A imprescindível necessidade de se apontar sempre um culpado para tudo


Eberth Vêncio, Revista Bula

“Nos velhos filmes americanos de drama ou suspense, quando um crime ocorria, quase sempre a culpa recaía sobre o mordomo. Ora, na história brasileira, salvo melhor juízo, jamais prevaleceu esta cultura das famílias abastadas acorrerem aos mordomos. No mais das vezes, uma governanta vinda do norte, de pele escura, pobre, semianalfabeta, e que trabalhava praticamente em regime escravo. Um subterfúgio muito utilizado no passado consistia em “pegar uma criança pra criar”, a fim de transformá-la na empregadinha da casa. Caridade ou pura má fé?

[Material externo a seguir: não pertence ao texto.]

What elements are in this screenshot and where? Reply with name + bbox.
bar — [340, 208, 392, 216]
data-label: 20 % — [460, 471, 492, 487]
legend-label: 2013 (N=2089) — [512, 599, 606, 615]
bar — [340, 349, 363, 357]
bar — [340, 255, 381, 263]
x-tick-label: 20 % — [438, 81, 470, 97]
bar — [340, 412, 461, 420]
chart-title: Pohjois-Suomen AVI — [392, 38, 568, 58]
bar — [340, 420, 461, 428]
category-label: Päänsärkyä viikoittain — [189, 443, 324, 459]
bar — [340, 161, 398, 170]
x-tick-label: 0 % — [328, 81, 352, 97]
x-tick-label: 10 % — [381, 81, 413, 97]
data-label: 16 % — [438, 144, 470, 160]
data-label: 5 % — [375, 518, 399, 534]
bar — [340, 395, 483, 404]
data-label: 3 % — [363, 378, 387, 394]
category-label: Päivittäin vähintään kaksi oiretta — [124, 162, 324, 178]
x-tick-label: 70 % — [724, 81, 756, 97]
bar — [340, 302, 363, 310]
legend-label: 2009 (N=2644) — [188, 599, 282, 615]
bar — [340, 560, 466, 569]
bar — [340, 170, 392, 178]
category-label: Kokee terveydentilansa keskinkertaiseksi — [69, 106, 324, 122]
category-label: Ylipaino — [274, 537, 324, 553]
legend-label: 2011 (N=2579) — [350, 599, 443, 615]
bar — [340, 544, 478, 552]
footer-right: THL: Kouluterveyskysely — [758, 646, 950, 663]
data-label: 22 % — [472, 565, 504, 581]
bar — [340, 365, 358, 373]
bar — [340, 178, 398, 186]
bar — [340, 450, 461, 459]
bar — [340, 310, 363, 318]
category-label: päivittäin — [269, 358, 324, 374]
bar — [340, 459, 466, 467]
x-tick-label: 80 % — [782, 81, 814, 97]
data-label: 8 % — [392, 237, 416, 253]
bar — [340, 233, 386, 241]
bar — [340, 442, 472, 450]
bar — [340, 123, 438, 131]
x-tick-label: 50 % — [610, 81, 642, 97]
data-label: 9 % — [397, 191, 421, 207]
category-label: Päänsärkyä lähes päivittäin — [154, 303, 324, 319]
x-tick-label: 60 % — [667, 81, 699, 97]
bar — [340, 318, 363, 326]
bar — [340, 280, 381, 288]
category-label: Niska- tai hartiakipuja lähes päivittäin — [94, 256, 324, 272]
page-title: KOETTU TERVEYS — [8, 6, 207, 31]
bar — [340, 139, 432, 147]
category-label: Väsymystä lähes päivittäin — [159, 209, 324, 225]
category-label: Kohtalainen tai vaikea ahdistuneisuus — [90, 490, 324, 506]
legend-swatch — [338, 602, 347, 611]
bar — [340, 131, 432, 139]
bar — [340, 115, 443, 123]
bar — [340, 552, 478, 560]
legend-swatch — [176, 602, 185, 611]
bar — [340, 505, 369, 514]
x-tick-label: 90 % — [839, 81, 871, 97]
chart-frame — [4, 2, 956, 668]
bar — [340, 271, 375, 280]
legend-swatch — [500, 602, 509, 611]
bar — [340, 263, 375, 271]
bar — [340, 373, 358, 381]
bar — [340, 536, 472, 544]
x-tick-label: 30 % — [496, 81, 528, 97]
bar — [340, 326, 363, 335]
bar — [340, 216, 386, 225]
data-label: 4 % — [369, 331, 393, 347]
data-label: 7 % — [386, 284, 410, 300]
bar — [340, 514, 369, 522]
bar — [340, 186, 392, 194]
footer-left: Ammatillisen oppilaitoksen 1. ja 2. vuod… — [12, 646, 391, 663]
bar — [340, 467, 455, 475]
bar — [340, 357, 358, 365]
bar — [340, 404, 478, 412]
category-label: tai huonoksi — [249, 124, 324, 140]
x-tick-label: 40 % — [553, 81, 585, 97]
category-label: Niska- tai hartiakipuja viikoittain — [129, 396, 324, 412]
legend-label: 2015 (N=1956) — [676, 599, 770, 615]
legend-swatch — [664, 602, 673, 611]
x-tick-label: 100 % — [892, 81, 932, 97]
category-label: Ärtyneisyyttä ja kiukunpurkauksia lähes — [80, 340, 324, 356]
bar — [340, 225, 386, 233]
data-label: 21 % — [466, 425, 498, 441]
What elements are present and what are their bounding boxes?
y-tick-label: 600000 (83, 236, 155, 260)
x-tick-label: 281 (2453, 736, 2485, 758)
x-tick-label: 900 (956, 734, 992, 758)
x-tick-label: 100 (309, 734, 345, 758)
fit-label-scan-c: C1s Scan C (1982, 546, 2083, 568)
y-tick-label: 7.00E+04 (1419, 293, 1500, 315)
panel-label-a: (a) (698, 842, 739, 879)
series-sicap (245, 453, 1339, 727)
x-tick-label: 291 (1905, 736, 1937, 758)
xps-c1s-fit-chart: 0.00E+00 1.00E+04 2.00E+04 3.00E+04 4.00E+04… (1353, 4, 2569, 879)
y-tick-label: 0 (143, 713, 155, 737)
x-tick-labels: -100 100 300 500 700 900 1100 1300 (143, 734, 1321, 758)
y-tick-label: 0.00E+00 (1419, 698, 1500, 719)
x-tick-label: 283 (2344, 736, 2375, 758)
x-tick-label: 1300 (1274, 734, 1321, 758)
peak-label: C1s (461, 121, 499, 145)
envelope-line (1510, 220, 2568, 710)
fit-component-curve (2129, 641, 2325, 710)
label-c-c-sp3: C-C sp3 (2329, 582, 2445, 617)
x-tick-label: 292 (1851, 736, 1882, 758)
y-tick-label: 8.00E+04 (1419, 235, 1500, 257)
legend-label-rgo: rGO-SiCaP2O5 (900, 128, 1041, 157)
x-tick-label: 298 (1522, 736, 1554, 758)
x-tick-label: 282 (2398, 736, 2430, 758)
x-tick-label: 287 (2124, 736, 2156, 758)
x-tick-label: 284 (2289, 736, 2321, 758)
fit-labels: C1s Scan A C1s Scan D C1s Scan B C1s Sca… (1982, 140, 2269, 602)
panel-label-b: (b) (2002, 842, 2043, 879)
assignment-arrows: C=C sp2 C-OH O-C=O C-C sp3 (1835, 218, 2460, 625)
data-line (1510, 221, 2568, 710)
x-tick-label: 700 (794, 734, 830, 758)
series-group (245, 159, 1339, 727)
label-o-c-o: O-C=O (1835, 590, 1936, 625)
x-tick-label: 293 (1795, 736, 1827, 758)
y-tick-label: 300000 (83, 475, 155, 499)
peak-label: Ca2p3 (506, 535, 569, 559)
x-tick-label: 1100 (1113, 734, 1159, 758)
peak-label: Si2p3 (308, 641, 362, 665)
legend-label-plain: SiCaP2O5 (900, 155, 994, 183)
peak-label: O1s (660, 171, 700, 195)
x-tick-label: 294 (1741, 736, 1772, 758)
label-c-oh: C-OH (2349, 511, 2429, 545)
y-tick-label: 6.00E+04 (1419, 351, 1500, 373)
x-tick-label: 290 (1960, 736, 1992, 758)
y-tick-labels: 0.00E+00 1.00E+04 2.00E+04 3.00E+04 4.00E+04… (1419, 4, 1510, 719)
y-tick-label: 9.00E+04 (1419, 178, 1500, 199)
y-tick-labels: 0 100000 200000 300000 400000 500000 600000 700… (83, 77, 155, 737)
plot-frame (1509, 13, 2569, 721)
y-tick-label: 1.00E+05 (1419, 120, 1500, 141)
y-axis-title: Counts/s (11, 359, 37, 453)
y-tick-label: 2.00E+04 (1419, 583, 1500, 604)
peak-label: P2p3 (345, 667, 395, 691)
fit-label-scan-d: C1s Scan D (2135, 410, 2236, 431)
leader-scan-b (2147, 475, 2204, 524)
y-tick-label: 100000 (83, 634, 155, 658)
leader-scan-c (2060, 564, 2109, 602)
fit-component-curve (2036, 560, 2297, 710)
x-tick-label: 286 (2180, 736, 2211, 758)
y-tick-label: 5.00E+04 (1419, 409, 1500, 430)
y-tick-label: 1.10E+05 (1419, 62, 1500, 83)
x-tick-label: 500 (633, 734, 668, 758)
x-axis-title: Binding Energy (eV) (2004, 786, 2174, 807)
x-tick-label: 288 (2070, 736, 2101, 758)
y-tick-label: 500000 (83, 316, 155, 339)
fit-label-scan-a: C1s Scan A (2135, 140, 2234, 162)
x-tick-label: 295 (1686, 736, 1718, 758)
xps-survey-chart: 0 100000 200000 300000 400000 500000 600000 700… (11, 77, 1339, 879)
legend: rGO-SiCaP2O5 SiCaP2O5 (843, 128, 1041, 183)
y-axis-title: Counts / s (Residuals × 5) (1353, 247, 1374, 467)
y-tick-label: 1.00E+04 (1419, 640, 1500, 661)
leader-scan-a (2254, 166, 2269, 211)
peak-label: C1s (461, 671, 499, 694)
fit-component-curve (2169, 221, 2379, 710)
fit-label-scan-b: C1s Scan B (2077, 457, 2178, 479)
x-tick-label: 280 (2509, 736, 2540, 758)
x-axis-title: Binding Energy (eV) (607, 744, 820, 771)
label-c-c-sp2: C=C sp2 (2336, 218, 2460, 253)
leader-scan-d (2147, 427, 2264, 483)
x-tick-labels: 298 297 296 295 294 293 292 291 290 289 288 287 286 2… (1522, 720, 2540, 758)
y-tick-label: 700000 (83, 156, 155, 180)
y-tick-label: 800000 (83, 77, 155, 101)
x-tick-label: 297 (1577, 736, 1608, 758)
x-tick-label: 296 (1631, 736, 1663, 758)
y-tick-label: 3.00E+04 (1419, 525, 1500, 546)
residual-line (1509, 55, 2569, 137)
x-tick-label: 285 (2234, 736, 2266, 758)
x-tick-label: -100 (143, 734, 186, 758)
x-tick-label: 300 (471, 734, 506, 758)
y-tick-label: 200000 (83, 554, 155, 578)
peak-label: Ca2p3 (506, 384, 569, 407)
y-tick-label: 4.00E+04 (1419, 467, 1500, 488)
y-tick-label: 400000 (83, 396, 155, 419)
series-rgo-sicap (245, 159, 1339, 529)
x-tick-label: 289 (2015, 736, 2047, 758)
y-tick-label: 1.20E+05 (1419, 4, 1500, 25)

Voltando ao cinema, até que se provasse em contrário, a culpa era sempre do mordomo e ponto. Uma vez que a vida imita a arte, e muitos fazem questão de se omitirem o tempo inteiro, vivemos a perseguir mordomos invisíveis na brabeza do cotidiano. Quando falimos, quando pisamos na bola, a culpa é sempre de alguém, exceto de nós mesmos. Desde os deslizes mais simples e bestas, até tragédias horrendas, para o conforto da alma é imprescindível que alguém seja responsabilizado.

Passei as últimas férias com a família no litoral nordestino e posso afirmar a vocês que descansei mais que deputado federal. Foi uma maciota sem tamanho. Apesar do clássico desarranjo intestinal por causa do desacostume com o óleo de dendê e outras iguarias nordestinas, até que o pacote valeu em muito a pena. O contentamento só não foi pleno (e vocês sabem o quanto é espinhoso aos pais agradarem os seus tiranos filhos adolescentes) porque uma criança morreu afogada numa das gostosas piscinas do hotel.

Desde que não seja diversão para neonazistas, em qualquer circunstância, notícias de crianças mortas são sempre uma merda. Quem, em sã consciência, imagina sair em férias com a família e voltar pra casa com um dos filhos embalsamado dentro de uma urna? É uma situação deplorável, mas acontece. E aconteceu.

Chocados, com as pálpebras edemaciadas, os olhares perdidos na infinitude da dor, um ar meio abobado, esquizofrênico, e se sentindo como personagens de um pesadelo sem fim, os pais culparam o hotel. Alegaram negligência, inoperância, lentidão, incapacidade. Em nota oficial, o hotel garantia que o afogamento não passava de uma terrível fatalidade. “Nunca antes na história deste hotel, um fato como este ocorreu...”, comentou o porta-voz, fazendo, sem perceber, uma analogia política que não tinha a mínima graça naquele contexto.”